Após a libertação da tutela tutelar, o património do menor é gerido por um curador até atingir a idade em que é competente para cuidar dos seus próprios assuntos, valendo a mesma regra nas outras nações, como já referimos.
Gai. 1.198
Ex iisdem causis et in provinciis a praesidibus earum curatores dari volunt.

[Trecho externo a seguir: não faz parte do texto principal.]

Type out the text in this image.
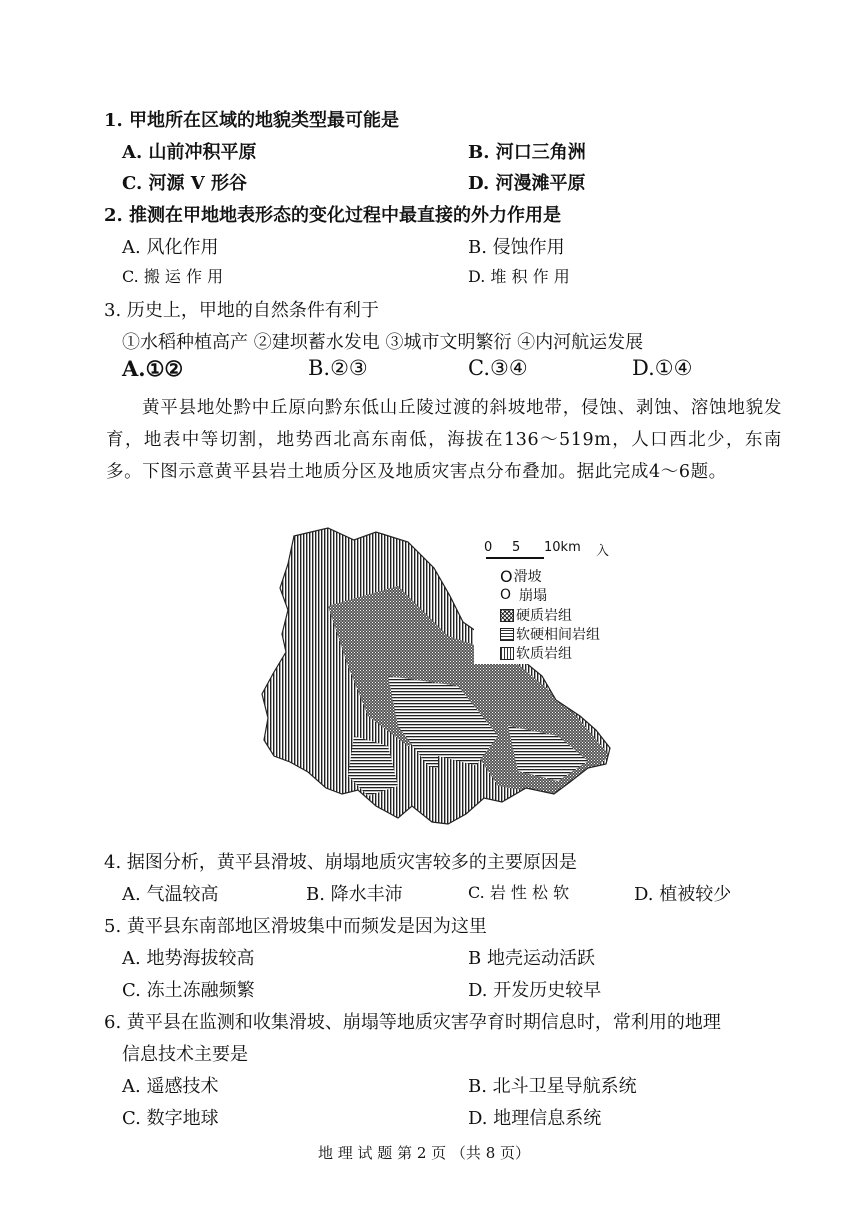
1. 甲地所在区域的地貌类型最可能是
A. 山前冲积平原	B. 河口三角洲
C. 河源 V 形谷	D. 河漫滩平原
2. 推测在甲地地表形态的变化过程中最直接的外力作用是
A. 风化作用	B. 侵蚀作用
C. 搬 运 作 用	D. 堆 积 作 用
3. 历史上，甲地的自然条件有利于
①水稻种植高产 ②建坝蓄水发电 ③城市文明繁衍 ④内河航运发展
A.①②	B.②③	C.③④	D.①④
黄平县地处黔中丘原向黔东低山丘陵过渡的斜坡地带，侵蚀、剥蚀、溶蚀地貌发育，地表中等切割，地势西北高东南低，海拔在136～519m，人口西北少，东南多。下图示意黄平县岩土地质分区及地质灾害点分布叠加。据此完成4～6题。
0 5 10km 入
O 滑坡
O 崩塌
硬质岩组
软硬相间岩组
软质岩组
4. 据图分析，黄平县滑坡、崩塌地质灾害较多的主要原因是
A. 气温较高	B. 降水丰沛	C. 岩 性 松 软	D. 植被较少
5. 黄平县东南部地区滑坡集中而频发是因为这里
A. 地势海拔较高	B 地壳运动活跃
C. 冻土冻融频繁	D. 开发历史较早
6. 黄平县在监测和收集滑坡、崩塌等地质灾害孕育时期信息时，常利用的地理
信息技术主要是
A. 遥感技术	B. 北斗卫星导航系统
C. 数字地球	D. 地理信息系统
地 理 试 题 第 2 页 （共 8 页）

Em circunstâncias semelhantes, o presidente de uma província nomeia um curador.
Gai. 1.199
Ne tamen et pupillorum et eorum, qui in curatione sunt, negotia a tutoribus curatoribusque consumantur aut deminuantur, curat praetor, ut et tutores et curatores eo nomine satisdent.
Para proteger os tutelares e os que têm curador da destruição ou desperdício dos seus bens pelos seus tutores e curadores, é função do pretor exigir que tais tutores e curadores dêem garantia para a devida administração.
Gai. 1.200
Sed hoc non est perpetuum; nam et tutores testamento dati satisdare non coguntur, quia fides eorum et diligentia ab ipso testatore probata est; et curatores, ad quos non e lege curatio pertinet, sed qui vel a consule vel a praetore vel a praeside provinciae dantur, plerumque non coguntur satisdare, scilicet quia satis honesti electi sunt.
Mas isto não é isento de excepções, pois os tutores testamentários não são obrigados a dar segurança, uma vez que a sua integridade e vigilância foram aprovadas pelo testador; e os curadores que não tenham sido nomeados por qualquer estatuto, mas por nomeação de um cônsul ou pretor ou presidente de uma província, geralmente não são obrigados a dar garantia, sendo a sua seleção considerada prova suficiente da sua fiabilidade.